While the water was still considered safe to drink, a steady stream of residents began coming to city council meetings in the late 1990s to ask why information about the contamination was being held back. Some also suggested that cancer patients living around the area may have been victims of the contamination, although health officials did not find any evidence that there was a “cancer cluster” in the area.

The town foreclosed on the property in the 1990s and now has the burden of cleaning it up.

Cleanup funded

To help begin the actual cleanup of contamination on and off the site of the former Keystone Metal Finishing plant, the town has received a $418,000 grant from the state.

Gerald Perricone, of PMK Group, said that the project will likely begin with three to four weeks, and that residents in the contamination plume would get a schedule of events detailing what will be done and when.

The cleanup plan presented to the council and residents earlier this year has been submitted to state Department of Environmental Protection for its review, with an estimated return time of about 30 to 60 days.

Perricone said it would begin sampling sump pumps in houses that are within the affected areas, as well as taking soil and water samples. Air tests will also be taken in areas where sump pumps are used. This is to determine if people could be vulnerable to contamination spread by breathing it. Soil samples will be taken from residential properties around the perimeter of the plume to determine the exact extent of the contamination spread.

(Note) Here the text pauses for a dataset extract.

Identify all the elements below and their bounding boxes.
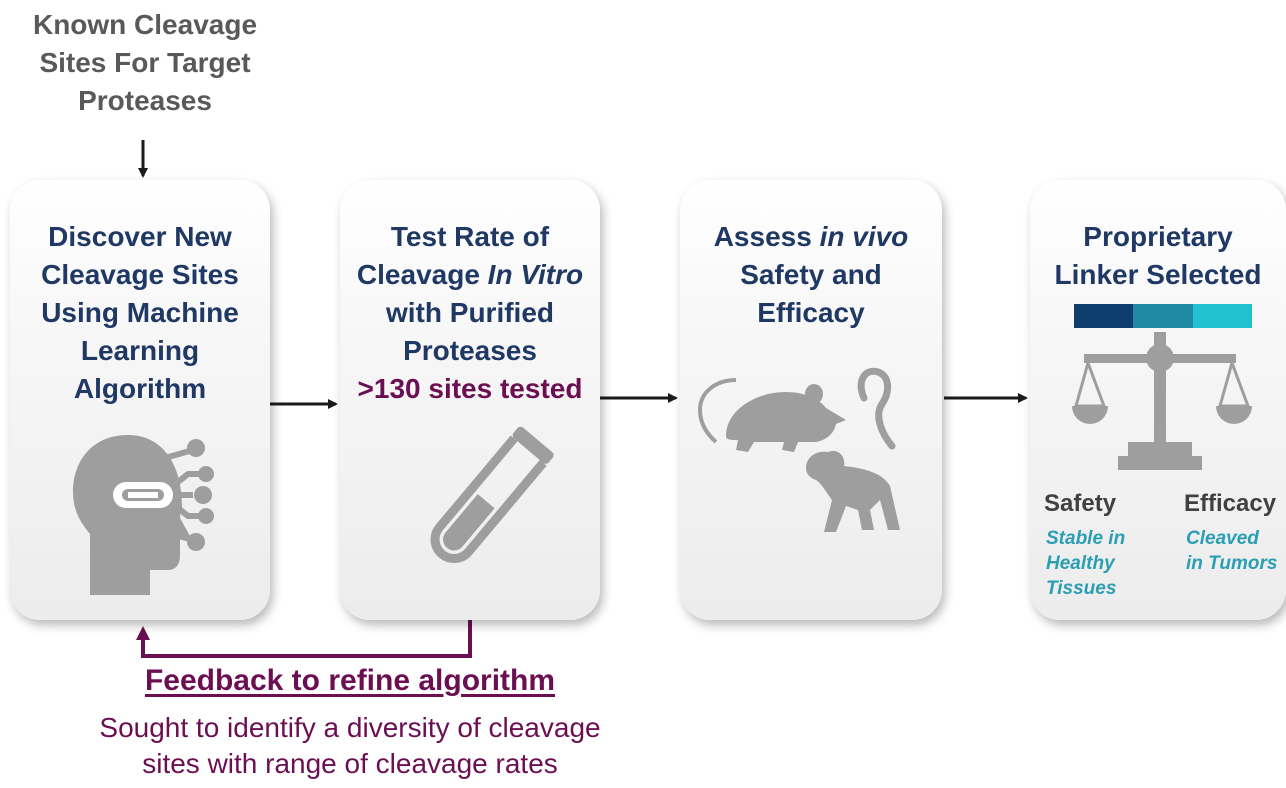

Previously, under other grants, PMK had taken a few samples and established a computer simulation of where the contamination plume should be. The tests proposed under the new grant would determine the actual boundary, which would be larger or smaller than the computer model.

PMK officials said they would need to get letters from residents to allow access to the various properties.

As outlined at previous meetings, the PMK cleanup plan would inject a hydrogen release compound into areas of contamination. This would be done at various strengths along a grid work pattern. Areas where the contamination is most concentrated would get more of the cleanup chemical. PMK officials said there are three injection rates ranging from four to six pounds.

The cleanup to an acceptable environmental standard will take from three to five years.

The second small and less concentrated plume near the DPW site will not take anywhere near as long.

PMK said there was some concern that a June water main break on Golden Avenue may have caused a spread of contamination from the plume around the former DPW site. Tests, however, showed that the soil is clean and that no contamination spread.

Several months ago, PMK looked for wells that are not registered with the state. All wells must have a registered number. Several residents in the area had wells that were used for irrigation when the community was mostly farms and before state established its new criteria. PMK is still investigating the area. Any well that is not registered must be sealed.

Because wells plunge through the clay layer into the water table, they can be an avenue for contamination escaping from below or a passage into which contamination could be dumped. While wells throughout the town may become an issue in the future, PMK is currently concerned with those within or near the contamination area.

The town, not the residents, will pay for the sealing of the wells, Perricone said.